Re-reading Patrick O’Brian’s 7,000-page Aubrey-Maturin series does it for me, immersing me in gloriously evocative words and thoughtful, illuminating insights into human nature.  Escaping doctors’ waiting rooms, airport layovers, and one memorably long night on the overheated Siberian express with highly intoxicated Russian soldiers returning from the Chechnyan front, O’Brian always transports me.

He’s a big boy writer, though, sometimes spicing things up with obscure antiquated terms and expecting his readers to have good vocabularies and access to big, fat dictionaries to parse it out.  For example, when Maturin proudly announces to Aubrey, “I am now a urinator,” he refers to its obsolete meaning of “deep-sea diver.”  Recently, while consulting my big, fat unabridged American Heritage Dictionary on an O’Brian-related search, it toppled from its stand, spilling out papers stuffed into it over the years including an article about how stargazy pie helped a village escape famine in the 1500s.

Stargazy pie’s “a pastry-based fish pie which, by tradition, is filled with whole pilchards.”  “Pilchards” are Brit-speak for sardines, who consider “sardines” to be young pilchards (less than six inches long), though both names refer to “small, oily forage fish in the herring family.”  “Critically, the pilchards must retain their heads, which they poke through the pastry top, appearing to gaze at the stars.  The position of the fish allows the oil that is released during cooking to drain into the pie, adding a fuller flavor.”

Traditionally served in the Cornish fishing village of Mousehole during their festival of Tom Bawcock’s Eve, it celebrates his catching a boat load of fish on December 23 during a particularly stormy winter.  According to legend, Bawcock’s “entire catch was baked into a huge stargazy pie, encompassing seven types of fish and saving the village.”

Alfred E. Neumann, the iconic logo figure for Mad Magazine, along with his “What, me worry?” mantra, has to be escapism’s poster boy.   In 1956, Mad’s editor, Al Feldstein, wanted an identifiable logo figure, like the New Yorker’s Eustace Tilley and Playboy’s bunny.  He hired artist Norman Mingo, a born-again Christian, who specialized in girlie pin-ups for calendars, to draw a boy who “looked like an idiot – I want him to be lovable and have an intelligence behind his eyes.  But I want him to have this devil-may-care attitude, someone who can maintain a sense of humor while the world is collapsing around him.”

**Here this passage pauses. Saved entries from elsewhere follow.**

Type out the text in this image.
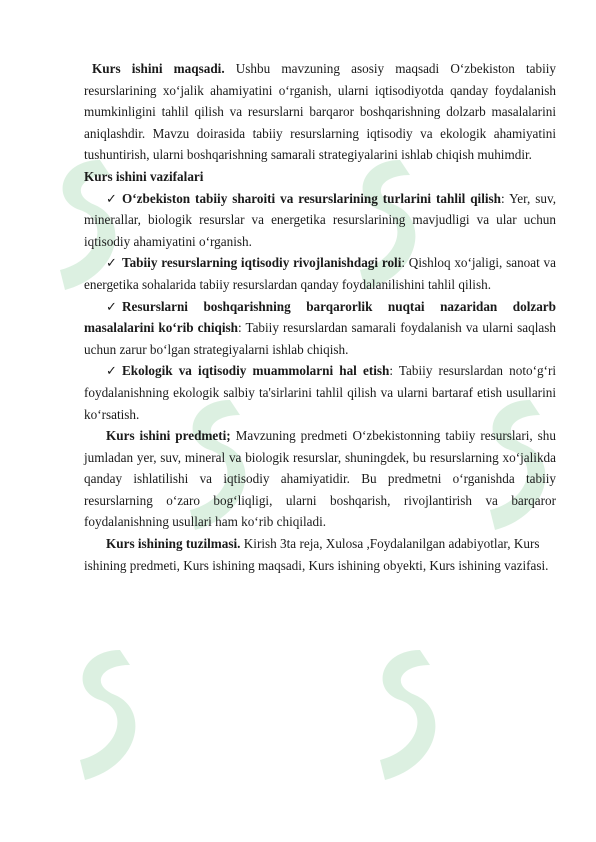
Kurs ishini maqsadi. Ushbu mavzuning asosiy maqsadi O‘zbekiston tabiiy resurslarining xo‘jalik ahamiyatini o‘rganish, ularni iqtisodiyotda qanday foydalanish mumkinligini tahlil qilish va resurslarni barqaror boshqarishning dolzarb masalalarini aniqlashdir. Mavzu doirasida tabiiy resurslarning iqtisodiy va ekologik ahamiyatini tushuntirish, ularni boshqarishning samarali strategiyalarini ishlab chiqish muhimdir.

Kurs ishini vazifalari

✓ O‘zbekiston tabiiy sharoiti va resurslarining turlarini tahlil qilish: Yer, suv, minerallar, biologik resurslar va energetika resurslarining mavjudligi va ular uchun iqtisodiy ahamiyatini o‘rganish.

✓ Tabiiy resurslarning iqtisodiy rivojlanishdagi roli: Qishloq xo‘jaligi, sanoat va energetika sohalarida tabiiy resurslardan qanday foydalanilishini tahlil qilish.

✓ Resurslarni boshqarishning barqarorlik nuqtai nazaridan dolzarb masalalarini ko‘rib chiqish: Tabiiy resurslardan samarali foydalanish va ularni saqlash uchun zarur bo‘lgan strategiyalarni ishlab chiqish.

✓ Ekologik va iqtisodiy muammolarni hal etish: Tabiiy resurslardan noto‘g‘ri foydalanishning ekologik salbiy ta'sirlarini tahlil qilish va ularni bartaraf etish usullarini ko‘rsatish.

Kurs ishini predmeti; Mavzuning predmeti O‘zbekistonning tabiiy resurslari, shu jumladan yer, suv, mineral va biologik resurslar, shuningdek, bu resurslarning xo‘jalikda qanday ishlatilishi va iqtisodiy ahamiyatidir. Bu predmetni o‘rganishda tabiiy resurslarning o‘zaro bog‘liqligi, ularni boshqarish, rivojlantirish va barqaror foydalanishning usullari ham ko‘rib chiqiladi.

Kurs ishining tuzilmasi. Kirish 3ta reja, Xulosa ,Foydalanilgan adabiyotlar, Kurs ishining predmeti, Kurs ishining maqsadi, Kurs ishining obyekti, Kurs ishining vazifasi.
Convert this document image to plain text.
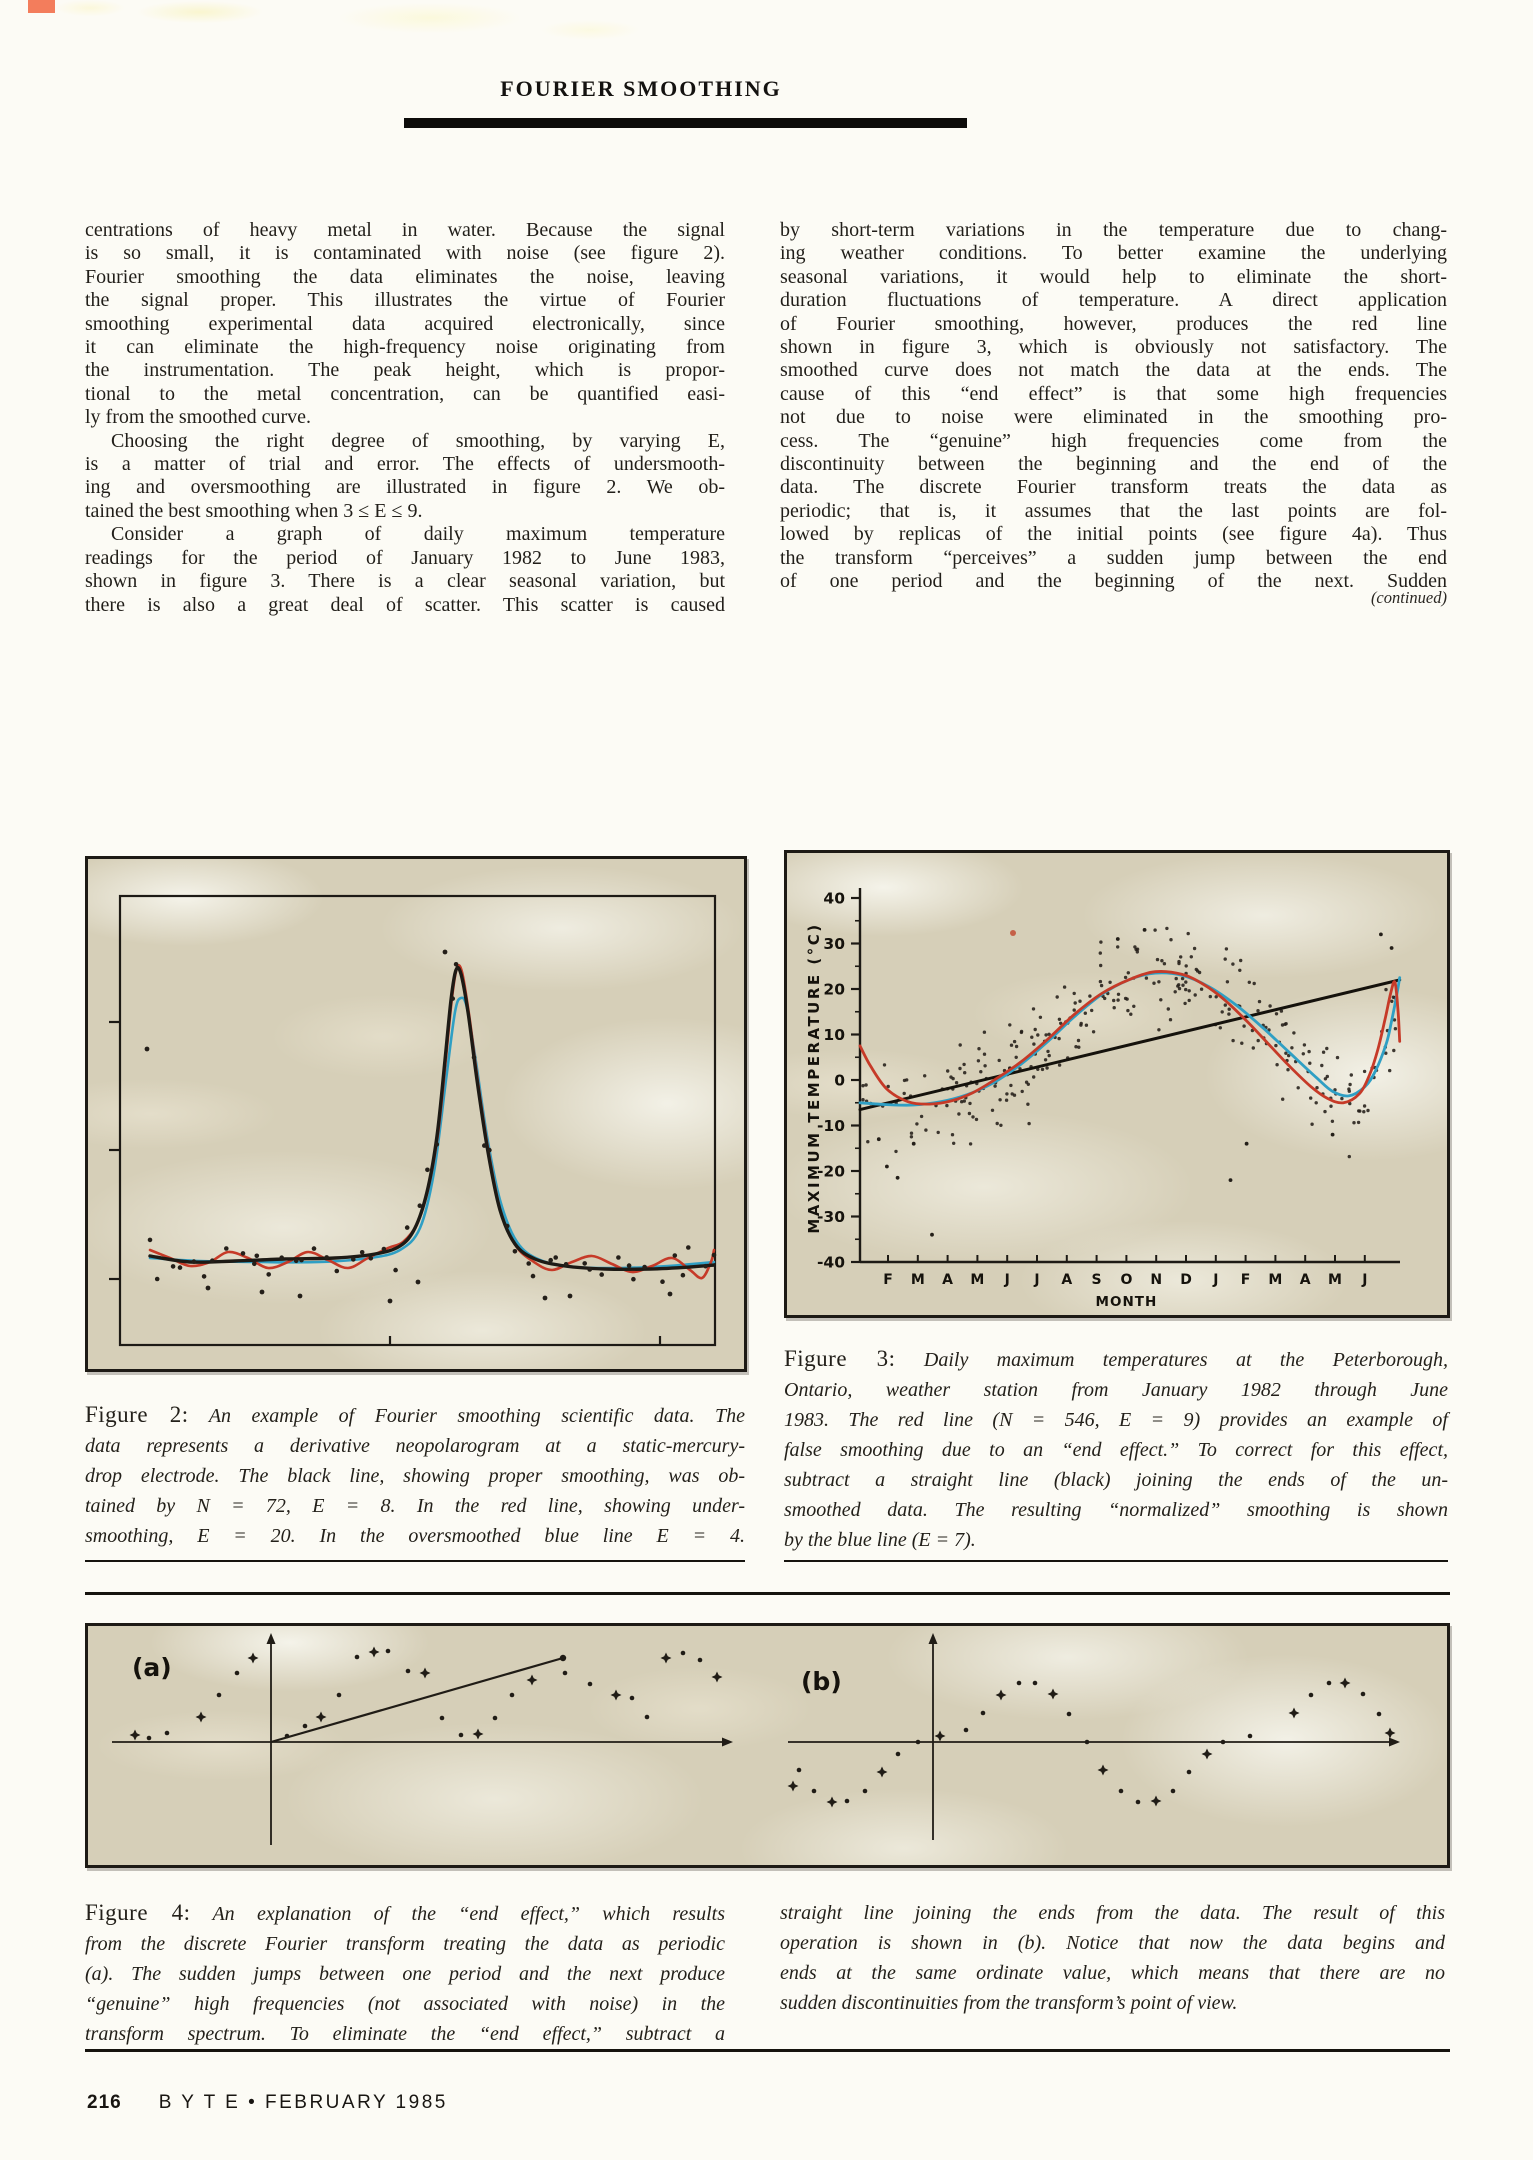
FOURIER SMOOTHING
centrations of heavy metal in water. Because the signal
is so small, it is contaminated with noise (see figure 2).
Fourier smoothing the data eliminates the noise, leaving
the signal proper. This illustrates the virtue of Fourier
smoothing experimental data acquired electronically, since
it can eliminate the high-frequency noise originating from
the instrumentation. The peak height, which is propor-
tional to the metal concentration, can be quantified easi-
ly from the smoothed curve.
Choosing the right degree of smoothing, by varying E,
is a matter of trial and error. The effects of undersmooth-
ing and oversmoothing are illustrated in figure 2. We ob-
tained the best smoothing when 3 ≤ E ≤ 9.
Consider a graph of daily maximum temperature
readings for the period of January 1982 to June 1983,
shown in figure 3. There is a clear seasonal variation, but
there is also a great deal of scatter. This scatter is caused
by short-term variations in the temperature due to chang-
ing weather conditions. To better examine the underlying
seasonal variations, it would help to eliminate the short-
duration fluctuations of temperature. A direct application
of Fourier smoothing, however, produces the red line
shown in figure 3, which is obviously not satisfactory. The
smoothed curve does not match the data at the ends. The
cause of this “end effect” is that some high frequencies
not due to noise were eliminated in the smoothing pro-
cess. The “genuine” high frequencies come from the
discontinuity between the beginning and the end of the
data. The discrete Fourier transform treats the data as
periodic; that is, it assumes that the last points are fol-
lowed by replicas of the initial points (see figure 4a). Thus
the transform “perceives” a sudden jump between the end
of one period and the beginning of the next. Sudden
(continued)
40
30
20
10
0
-10
-20
-30
-40
F M A M J J A S O N D J F M A M J
MONTH
MAXIMUM TEMPERATURE (°C)
(a)	(b)
Figure 2: An example of Fourier smoothing scientific data. The
data represents a derivative neopolarogram at a static-mercury-
drop electrode. The black line, showing proper smoothing, was ob-
tained by N = 72, E = 8. In the red line, showing under-
smoothing, E = 20. In the oversmoothed blue line E = 4.
Figure 3: Daily maximum temperatures at the Peterborough,
Ontario, weather station from January 1982 through June
1983. The red line (N = 546, E = 9) provides an example of
false smoothing due to an “end effect.” To correct for this effect,
subtract a straight line (black) joining the ends of the un-
smoothed data. The resulting “normalized” smoothing is shown
by the blue line (E = 7).
Figure 4: An explanation of the “end effect,” which results
from the discrete Fourier transform treating the data as periodic
(a). The sudden jumps between one period and the next produce
“genuine” high frequencies (not associated with noise) in the
transform spectrum. To eliminate the “end effect,” subtract a
straight line joining the ends from the data. The result of this
operation is shown in (b). Notice that now the data begins and
ends at the same ordinate value, which means that there are no
sudden discontinuities from the transform’s point of view.
216 B Y T E • FEBRUARY 1985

All was well until 1965, when the widow of illustrator Harry Stuff sued Mad for copyright infringement since in 1914 her husband had created and copyrighted a visage similar to Neumann’s.  The Mad team escaped by asking readers to help disprove Stuff’s claim by looking for and forwarding even older art that looked like A.E. Neumann.  Soon evidence poured in: a 1942 ad for a Longhorn, Texas auto parts store, the 1939 label for Happy Jack soda, a 1908 calendar for Antikamnia, a heroin-based pain-killer, and a 1905 ad for painless dentistry (“It Didn’t Hurt A Bit!”) all featuring boys looking remarkably like Neumann.  The courts ruled in Mad’s favor, and later the true origin emerged; “The New Boy,” a popular comedic play touring widely in the US in 1894 starred two similarly-visaged Neumann-lookalike actors, and the play’s posters featured their gap-toothed grin.

As that marvelous escape-facilitator, author Terry Pratchett, noted: “There is nothing wrong with escapism. The key points are what you’re escaping from, and where you’re escaping to.”